Scotch Eggs made with Salmon

     So today I will share what I am famous or infamous for.  I took leftovers from yesterday's Mothers' Day Dinner and completely morphed it into a different and interesting meal.  To recap, my son Trevor made a very good New York steak dinner with fancy sauces and trimmings up the wazoo!  We had no meat left and nothing thawed out so today for dinner  I  used some canned salmon.  This could have been done with leftover salmon.  Basically, I took the salmon and made a patty with it.  However, I put it around leftover deviled eggs and fried them and then added the  onions and mushrooms from yesterday.  OMG, very different and very yummy!
     A word or two about scotch eggs.  I had never in my whole life seen nor eaten this egg concoction until a Mexican friend of mine, who is married to a New Englander, brought them to a potluck.  I am NOT an expert on this recipe but it's basically a hardboiled egg that has been covered with a sausage and fried.
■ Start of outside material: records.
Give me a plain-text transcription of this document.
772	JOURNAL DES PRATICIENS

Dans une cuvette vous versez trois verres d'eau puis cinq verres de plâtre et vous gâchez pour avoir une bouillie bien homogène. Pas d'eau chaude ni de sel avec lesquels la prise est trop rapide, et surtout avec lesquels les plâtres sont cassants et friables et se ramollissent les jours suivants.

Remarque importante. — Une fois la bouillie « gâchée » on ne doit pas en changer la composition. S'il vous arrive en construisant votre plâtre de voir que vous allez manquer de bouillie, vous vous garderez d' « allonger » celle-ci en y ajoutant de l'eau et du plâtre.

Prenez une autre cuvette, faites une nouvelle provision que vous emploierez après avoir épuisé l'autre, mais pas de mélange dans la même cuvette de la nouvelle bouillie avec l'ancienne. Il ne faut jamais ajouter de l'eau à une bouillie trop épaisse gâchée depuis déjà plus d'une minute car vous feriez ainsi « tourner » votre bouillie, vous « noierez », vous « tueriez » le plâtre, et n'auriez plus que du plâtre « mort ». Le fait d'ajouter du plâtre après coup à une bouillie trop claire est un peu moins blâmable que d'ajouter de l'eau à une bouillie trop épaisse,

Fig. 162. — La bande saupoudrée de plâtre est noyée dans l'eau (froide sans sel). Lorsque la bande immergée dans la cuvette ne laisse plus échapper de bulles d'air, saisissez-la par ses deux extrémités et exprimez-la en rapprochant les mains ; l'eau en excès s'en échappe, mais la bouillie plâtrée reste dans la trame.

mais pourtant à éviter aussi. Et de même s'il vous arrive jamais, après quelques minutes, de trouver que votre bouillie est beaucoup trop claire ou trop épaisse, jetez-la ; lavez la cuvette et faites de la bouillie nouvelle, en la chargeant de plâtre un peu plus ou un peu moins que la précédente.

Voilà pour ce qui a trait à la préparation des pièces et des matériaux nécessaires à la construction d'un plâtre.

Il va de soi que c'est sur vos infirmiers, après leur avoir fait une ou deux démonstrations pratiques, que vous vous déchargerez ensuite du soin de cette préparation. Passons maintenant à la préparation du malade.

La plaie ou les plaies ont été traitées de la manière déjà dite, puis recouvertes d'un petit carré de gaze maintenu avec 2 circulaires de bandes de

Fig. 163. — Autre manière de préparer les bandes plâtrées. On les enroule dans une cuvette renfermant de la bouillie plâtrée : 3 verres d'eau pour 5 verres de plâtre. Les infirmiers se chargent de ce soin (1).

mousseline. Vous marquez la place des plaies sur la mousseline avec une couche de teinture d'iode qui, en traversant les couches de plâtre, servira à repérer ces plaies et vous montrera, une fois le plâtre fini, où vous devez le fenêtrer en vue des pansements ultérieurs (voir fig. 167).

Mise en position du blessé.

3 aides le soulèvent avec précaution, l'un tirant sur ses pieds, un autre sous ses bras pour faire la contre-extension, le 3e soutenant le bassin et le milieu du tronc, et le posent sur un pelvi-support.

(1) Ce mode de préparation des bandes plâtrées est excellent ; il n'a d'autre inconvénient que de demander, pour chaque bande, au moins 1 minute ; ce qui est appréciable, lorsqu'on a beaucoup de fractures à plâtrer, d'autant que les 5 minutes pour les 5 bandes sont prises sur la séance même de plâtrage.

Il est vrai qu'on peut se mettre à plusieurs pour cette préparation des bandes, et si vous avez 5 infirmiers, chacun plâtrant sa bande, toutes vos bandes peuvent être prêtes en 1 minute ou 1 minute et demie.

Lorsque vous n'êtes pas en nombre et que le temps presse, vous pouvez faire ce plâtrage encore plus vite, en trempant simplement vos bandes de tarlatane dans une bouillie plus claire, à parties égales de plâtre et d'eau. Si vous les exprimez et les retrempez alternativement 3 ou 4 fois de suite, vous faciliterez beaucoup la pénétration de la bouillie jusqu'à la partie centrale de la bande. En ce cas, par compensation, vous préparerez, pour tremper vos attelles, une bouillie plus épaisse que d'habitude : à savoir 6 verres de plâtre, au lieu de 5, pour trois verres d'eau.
Let's face it...it's fried and there is pork...what's not to love?  I rarely fry anything but sometimes it's just what works best.  You could try just baking these patties.  However, I think frying is just better in this case.  So using this idea and then incorporating yesterday's leftovers, I created a totally different recipe.

Leftovers
3  deviled eggs
chipotle mayo sauce
sauted onions and mushrooms

Salmon Patty
2 small tuna sized cans of pink salmon drained
1/4 of a white onion diced very fine
2 TBSP of finely minced parsley
1/2 cup bread crumbs
3 eggs beaten
1tsp. dried oregano
1 tsp finely minced rosemary
1/2 tsp cayenne pepper
eggs from above cut in half
s/p
garnish with parsley

1.  Flake the canned salmon in a bowl.
2.  Add all of the rest of the ingredients and mix well.  Salmon should be able to be formed into a ball.
3.  Wrap the deviled egg in the salmon mixture.  Flatten into a patty shape.
4.  Heat a skillet with about 1/2 inch of veggie oil to just before smoking.
5.  Gently slide the patties into the skillet.
6.  Lower heat to med. high and fry for about 4  to 5 min. on each side.  Patties will be crispy brown but not burnt.
7.  Remove the patties from heat and keep warm.  Heat the onion mushrooms until they are warm.
8.  Place the onions and mushrooms on the salmon patties.
9.  To each patty with about a TBSP of room temperature chipotle mayo.

This made 6 palm sized patties.  My husband ate them on toasted bread with a slice of swiss cheese.  Me, I just ate them with the asparagus and pepper salad also leftover from yesterday.  Heaven.  Bliss!